One of the history courses I took as an undergraduate at Santa Clara University was History of California with the late Father Jerry McKevitt, S.J.1 The class was very interesting, and I enjoyed doing my research paper on Helen Hunt Jackson, a 19th-century reformer whose novel Ramona became known as the “Indian Uncle Tom’s Cabin.”2 I didn’t go on to study California history in graduate school or to teach it in any of my classes. I do, however, frequently make use of something I learned in the class. One day Father McKevitt was returning graded papers to us, and they must have been pretty bad, because I remember him saying, “Listen, people. History answers two questions: ‘What happened?’ and ‘So what?’” (I assume that this particular set of papers had not done a good job of answering one or both of these questions.) I remember thinking to myself, “Whoa. That’s so true.” In just about every one of my history courses, at some time or other I quote Father McKevitt to the students.

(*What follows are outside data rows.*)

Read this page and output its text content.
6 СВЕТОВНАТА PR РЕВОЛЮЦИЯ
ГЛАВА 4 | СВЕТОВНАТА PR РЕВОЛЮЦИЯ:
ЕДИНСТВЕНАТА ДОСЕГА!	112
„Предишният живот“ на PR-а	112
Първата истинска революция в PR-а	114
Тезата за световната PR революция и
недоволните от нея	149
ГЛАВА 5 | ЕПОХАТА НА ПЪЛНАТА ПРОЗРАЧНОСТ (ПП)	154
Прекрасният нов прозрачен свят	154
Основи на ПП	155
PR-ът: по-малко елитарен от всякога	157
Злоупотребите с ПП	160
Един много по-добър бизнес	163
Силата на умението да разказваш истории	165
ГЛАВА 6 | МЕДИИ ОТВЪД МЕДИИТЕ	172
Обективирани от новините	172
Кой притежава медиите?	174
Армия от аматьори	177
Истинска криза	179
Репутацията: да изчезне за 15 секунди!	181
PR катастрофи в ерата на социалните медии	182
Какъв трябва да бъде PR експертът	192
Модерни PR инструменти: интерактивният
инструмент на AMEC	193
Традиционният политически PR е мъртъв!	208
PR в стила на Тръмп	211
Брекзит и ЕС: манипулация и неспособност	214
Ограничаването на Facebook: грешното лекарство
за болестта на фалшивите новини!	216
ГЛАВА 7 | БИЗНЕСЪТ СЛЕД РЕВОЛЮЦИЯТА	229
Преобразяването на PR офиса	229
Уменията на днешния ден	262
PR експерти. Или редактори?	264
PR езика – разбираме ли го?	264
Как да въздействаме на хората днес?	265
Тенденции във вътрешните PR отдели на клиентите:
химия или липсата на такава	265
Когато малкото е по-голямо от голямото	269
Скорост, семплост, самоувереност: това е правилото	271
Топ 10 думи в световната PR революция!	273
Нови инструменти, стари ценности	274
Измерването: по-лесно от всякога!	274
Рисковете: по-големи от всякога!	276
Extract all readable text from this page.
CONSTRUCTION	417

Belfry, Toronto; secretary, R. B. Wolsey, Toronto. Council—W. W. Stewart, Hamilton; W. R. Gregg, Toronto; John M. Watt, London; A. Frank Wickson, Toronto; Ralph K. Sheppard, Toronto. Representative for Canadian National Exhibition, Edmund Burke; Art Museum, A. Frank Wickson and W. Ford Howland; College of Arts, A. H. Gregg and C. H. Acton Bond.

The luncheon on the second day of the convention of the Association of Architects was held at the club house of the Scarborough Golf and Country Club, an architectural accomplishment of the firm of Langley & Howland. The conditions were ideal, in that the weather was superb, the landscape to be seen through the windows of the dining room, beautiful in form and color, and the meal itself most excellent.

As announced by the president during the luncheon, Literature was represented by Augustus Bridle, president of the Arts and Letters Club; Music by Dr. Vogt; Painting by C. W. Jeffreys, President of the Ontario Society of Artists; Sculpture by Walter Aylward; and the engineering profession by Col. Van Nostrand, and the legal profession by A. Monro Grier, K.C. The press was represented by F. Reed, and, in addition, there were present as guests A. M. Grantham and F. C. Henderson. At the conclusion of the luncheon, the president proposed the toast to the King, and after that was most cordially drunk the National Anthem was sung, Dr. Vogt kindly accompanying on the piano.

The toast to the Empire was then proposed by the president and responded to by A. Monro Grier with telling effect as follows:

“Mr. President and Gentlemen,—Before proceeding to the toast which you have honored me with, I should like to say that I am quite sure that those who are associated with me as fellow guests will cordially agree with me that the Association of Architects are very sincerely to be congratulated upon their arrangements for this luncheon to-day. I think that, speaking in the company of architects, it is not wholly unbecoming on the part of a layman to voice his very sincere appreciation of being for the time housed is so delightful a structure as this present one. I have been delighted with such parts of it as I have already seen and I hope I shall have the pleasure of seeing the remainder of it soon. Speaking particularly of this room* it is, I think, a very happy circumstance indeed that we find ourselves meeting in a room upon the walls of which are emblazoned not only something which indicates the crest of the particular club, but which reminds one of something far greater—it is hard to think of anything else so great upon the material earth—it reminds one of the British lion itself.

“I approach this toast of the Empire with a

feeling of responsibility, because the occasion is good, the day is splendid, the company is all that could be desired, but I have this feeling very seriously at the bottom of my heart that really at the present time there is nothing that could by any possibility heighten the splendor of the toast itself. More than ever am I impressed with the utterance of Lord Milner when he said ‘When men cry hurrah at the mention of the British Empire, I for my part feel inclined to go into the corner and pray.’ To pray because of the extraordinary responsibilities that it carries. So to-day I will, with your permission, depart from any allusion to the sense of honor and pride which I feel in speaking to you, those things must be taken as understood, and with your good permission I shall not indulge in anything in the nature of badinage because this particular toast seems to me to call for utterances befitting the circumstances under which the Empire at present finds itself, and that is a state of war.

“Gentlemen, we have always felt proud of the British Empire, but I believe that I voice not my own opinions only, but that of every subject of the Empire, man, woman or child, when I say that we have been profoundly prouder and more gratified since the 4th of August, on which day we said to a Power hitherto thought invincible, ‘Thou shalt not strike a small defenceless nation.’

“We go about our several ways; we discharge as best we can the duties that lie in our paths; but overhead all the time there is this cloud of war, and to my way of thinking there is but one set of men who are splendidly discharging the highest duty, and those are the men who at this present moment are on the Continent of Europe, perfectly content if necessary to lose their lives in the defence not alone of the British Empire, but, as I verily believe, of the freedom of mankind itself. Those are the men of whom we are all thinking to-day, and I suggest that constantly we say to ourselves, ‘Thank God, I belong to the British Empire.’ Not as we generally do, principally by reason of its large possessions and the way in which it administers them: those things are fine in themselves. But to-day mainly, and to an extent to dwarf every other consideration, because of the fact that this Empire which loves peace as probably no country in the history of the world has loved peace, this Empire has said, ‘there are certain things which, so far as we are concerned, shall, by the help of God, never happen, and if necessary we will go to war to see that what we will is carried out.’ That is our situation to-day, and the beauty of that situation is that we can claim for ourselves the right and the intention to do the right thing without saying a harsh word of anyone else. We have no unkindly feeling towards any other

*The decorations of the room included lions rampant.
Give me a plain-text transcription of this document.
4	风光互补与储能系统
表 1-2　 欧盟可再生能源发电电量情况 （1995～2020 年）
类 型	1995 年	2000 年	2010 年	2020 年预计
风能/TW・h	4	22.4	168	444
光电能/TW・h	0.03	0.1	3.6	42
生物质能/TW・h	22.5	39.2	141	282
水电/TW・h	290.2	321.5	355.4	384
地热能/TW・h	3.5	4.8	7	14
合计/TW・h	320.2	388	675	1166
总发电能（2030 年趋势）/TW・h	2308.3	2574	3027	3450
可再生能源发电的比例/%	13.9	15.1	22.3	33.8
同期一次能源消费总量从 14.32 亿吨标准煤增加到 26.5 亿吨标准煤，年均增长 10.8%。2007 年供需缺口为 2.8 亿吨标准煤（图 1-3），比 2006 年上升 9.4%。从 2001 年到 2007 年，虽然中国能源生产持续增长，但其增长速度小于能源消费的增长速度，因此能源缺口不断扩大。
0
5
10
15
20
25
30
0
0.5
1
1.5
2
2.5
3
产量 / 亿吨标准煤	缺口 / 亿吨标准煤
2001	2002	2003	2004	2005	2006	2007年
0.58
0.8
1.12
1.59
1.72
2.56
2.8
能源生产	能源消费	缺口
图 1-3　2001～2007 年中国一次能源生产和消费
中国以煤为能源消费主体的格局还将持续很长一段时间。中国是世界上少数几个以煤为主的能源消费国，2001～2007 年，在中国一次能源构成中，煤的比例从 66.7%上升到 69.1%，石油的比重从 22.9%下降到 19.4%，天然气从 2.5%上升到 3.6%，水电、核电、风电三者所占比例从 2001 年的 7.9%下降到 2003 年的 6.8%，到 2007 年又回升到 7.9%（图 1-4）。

Father Gerald McKevitt, S.J.

Approaching the study of our discipline by means of asking questions is particularly appropriate for historians. Of course, practitioners of any scholarly discipline might say that they begin by asking questions. But for us historians, it’s right in our name. The first writer to use the word “history” in the context of the study of the past was the ancient Greek historian Herodotus, known as the “Father of History.” The English title of his work is Histories, a translation of the original ancient Greek Historie, meaning “inquiries” (from the verb historien, “to inquire”). This is his opening sentence:

“These are the researches [historie] of Herodotus of Halicarnassus, which he publishes in the hope of thereby preserving from decay the remembrance of what men have done, and of preventing the great and wonderful actions of the Greeks and the barbarians from losing their due meed of glory; and withal to put on record what were their grounds of feud.” 3

Because what Herodotus inquired about was the events of the past (“the great and wonderful actions of the Greeks and the barbarians”), and because he presented the answers to his inquiries in book form (“These are the researches [historie] of Herodotus of Halicarnassus”), the word historie came to mean not just the act of inquiry but also the subject of the inquiry (the history of the Persian Wars) and the result of the inquiry (A History of the Persian Wars). But students of history should always keep in mind that doing history begins with asking questions. And make sure that your historical writing clearly and completely answers both the “what happened?” and the “so what?” Father McKevitt said so!

  1. Father McKevitt was also the University Archivist; I was a student worker there. Possible future blog entry!
  2. Another possible future blog entry!
  3. Herodotus, The Histories, in M.I. Finley, ed., The Greek Historians: The Essence of Herodotus, Thucydides, Xenophon, Polybius, Viking Portable Library (New York: Viking Press, 1960), 29.